Kaine introduces JOBS Act to expand Pell grants for workforce training programs

July 31, 2015

WASHINGTON, D.C. – Today, U.S. Senator Tim Kaine, co-chair of the Senate Career and Technical Education (CTE) Caucus, introduced the Jumpstart Our Businesses By Supporting Students (JOBS) Act, legislation that would amend the Higher Education Act by expanding Pell Grant eligibility to students enrolled in short-term job training programs. Under current law, Pell Grants – needs-based grants for low-income and working students— can only be applied toward programs that are over 600 clock hours or at least 15 weeks in length, even though many job training programs are shorter term. The JOBS Act would expand Pell Grant eligibility to students enrolled in high-quality job training programs that are at least 8 weeks in length and lead to industry-recognized credentials and certificates. According to the U.S. Chamber of Commerce, 3.7 million U.S. jobs are currently vacant because of a shortage of qualified workers.

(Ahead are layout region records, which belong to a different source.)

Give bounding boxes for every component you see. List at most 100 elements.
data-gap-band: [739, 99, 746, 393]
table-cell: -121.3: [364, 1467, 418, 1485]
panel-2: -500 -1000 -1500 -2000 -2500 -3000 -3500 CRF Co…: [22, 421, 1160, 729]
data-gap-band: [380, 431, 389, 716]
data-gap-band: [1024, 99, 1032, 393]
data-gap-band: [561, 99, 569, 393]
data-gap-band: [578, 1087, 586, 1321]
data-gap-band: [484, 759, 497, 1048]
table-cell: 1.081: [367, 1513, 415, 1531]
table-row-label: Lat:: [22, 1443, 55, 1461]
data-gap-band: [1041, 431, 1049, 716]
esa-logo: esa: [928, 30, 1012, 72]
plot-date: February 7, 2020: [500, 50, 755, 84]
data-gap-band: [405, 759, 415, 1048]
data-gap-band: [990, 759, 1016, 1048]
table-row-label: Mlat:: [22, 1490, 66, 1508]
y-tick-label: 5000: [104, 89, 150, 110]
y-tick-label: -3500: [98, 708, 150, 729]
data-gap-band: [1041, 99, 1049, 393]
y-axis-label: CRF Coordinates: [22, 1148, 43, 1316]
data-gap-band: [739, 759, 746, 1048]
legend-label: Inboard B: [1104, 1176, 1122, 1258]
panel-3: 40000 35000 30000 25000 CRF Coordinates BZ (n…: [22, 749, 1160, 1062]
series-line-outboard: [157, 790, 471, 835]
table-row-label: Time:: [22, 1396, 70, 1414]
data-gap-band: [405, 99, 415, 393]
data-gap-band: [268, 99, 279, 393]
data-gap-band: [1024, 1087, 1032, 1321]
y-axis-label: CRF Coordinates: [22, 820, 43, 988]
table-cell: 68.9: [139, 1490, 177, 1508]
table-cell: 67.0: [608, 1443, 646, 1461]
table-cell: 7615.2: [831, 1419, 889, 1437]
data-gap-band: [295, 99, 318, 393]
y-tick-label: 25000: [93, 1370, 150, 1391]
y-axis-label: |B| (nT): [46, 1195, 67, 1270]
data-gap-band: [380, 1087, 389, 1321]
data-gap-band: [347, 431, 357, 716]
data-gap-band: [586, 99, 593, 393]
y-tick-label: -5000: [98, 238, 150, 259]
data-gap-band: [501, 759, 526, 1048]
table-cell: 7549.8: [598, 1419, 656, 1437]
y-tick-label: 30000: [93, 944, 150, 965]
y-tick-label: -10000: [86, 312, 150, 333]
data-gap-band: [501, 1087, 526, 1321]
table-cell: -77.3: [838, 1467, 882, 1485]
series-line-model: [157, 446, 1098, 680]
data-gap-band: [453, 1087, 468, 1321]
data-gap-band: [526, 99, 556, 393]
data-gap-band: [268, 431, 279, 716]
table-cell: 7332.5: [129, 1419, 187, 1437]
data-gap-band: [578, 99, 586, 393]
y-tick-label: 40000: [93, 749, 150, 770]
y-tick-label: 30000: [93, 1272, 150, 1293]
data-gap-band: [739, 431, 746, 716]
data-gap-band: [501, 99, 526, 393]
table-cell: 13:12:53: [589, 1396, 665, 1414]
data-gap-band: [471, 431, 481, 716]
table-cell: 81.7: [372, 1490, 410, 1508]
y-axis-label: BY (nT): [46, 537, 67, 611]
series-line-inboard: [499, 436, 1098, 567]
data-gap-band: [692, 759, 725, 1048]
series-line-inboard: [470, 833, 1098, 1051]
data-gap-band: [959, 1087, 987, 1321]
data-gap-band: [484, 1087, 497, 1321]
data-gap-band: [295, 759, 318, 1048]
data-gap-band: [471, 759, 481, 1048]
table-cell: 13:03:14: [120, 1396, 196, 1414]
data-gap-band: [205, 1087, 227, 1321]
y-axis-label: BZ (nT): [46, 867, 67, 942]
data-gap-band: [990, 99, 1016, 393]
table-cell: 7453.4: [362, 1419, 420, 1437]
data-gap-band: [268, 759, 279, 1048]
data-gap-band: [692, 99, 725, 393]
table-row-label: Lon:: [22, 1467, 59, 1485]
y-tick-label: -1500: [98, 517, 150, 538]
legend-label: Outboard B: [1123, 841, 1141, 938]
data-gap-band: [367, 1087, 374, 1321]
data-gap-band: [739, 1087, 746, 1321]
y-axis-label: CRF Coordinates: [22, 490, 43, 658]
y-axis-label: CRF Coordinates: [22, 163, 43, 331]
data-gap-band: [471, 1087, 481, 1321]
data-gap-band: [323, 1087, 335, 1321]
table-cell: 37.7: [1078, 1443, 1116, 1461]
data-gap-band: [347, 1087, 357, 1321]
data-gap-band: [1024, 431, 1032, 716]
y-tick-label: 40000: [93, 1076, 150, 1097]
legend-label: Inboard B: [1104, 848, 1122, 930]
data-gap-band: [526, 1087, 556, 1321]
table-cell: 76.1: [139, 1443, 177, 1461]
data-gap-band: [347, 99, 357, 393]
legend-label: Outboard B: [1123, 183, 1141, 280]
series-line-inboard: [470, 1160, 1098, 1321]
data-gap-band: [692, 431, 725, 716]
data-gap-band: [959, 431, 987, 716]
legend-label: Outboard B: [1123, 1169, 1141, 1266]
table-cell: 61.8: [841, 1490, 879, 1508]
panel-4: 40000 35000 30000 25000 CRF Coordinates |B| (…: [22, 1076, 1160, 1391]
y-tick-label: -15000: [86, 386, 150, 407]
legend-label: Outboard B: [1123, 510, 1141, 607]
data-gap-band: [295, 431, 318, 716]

The JOBS Act would address this shortage by helping workers afford the skills training and credentials that are in high-demand in today’s job market. 

"We need to ensure that federal higher education policies support a wide-range of career pathways that meet the demands of a 21st century economy," Kaine said. "As Congress works to reauthorize the Higher Education Act, it is imperative that Pell Grants become more accessible to students seeking the technical skills-training and credentials that meet the needs of the regional workforce."

“Often, the people who can gain the most by obtaining an industry-certified postsecondary credential cannot afford the training necessary to earn it,” said Glenn DuBois, Chancellor of Virginia’s Community Colleges. “These programs neither take as long nor cost as much as traditional college degree programs, but are still beyond the reach of people without financial aid. Changing that will help not only individual job-seekers but also the employers who are need qualified candidates to fill good-paying silver collar jobs they are trying to fill right now."

“More than ever before, U.S workers need access to high quality postsecondary training that gives them the skills and credentials to succeed in the today’s labor market. Unfortunately, our federal financial aid programs – especially Pell Grants – have not kept up with rapidly-changing demands of the 21st century economy. The bipartisan Jumpstarting our Businesses by Supporting Students (JOBS) Act is a critical step towards eliminating outdated barriers to Pell, while also making sure that short-term postsecondary programs are aligned with needs of local and regional industries. We applaud Senator Kaine for his leadership on this issue, and we look forward to working with Congress to advance this proposal," said Kermit Kaleba, Federal Policy Director at the National Skills Coalition.

The National Skills Coalition estimates that nearly half of all job openings between now and 2022 will be “middle-skill” jobs that require education beyond high school but not a four-year degree.  While the number of students pursuing postsecondary certification is growing, the supply of skilled workers still falls short of industry demand.  

The JOBS Act would amend the Higher Education Act by:

  • Expanding Pell Grant eligibility to students enrolled in short-term skills and job training programs that lead to industry-based credentials and ultimately employment in in-demand industry sectors or careers 
  • Defining eligible job training programs as those providing career and technical education instruction at an institution of higher education such as a community or technical college that provides:
    • At least 150 clock hours of instruction time over a period of at least 8 weeks
    • Training that meets the needs of the local or regional workforce
    • Students with licenses, certifications or credentials that meet the hiring requirements  of multiple employers in the field for which the job training is offered
  • Ensuring that students who receive Pell Grants are earning high-quality postsecondary credentials by requiring that the credentials:
    • Meet the standards under the Workforce Innovation and Opportunity Act
    • Are recognized by employers, industry or sector partnerships
    • Align with the skill needs of industries in the State or local economy 
  • Awarding half of the current discretionary Pell amount or $2,887 to students who attend skills and job training programs since programs are shorter and less costly

The JOBS Act is endorsed by the Association of Career and Technical Education (ACTE), the Center for Law and Social Policy (CLASP), the National Skills Coalition (NSC), the National Council for Workforce Education (NWCE), and the Virginia Community College System (VCCS).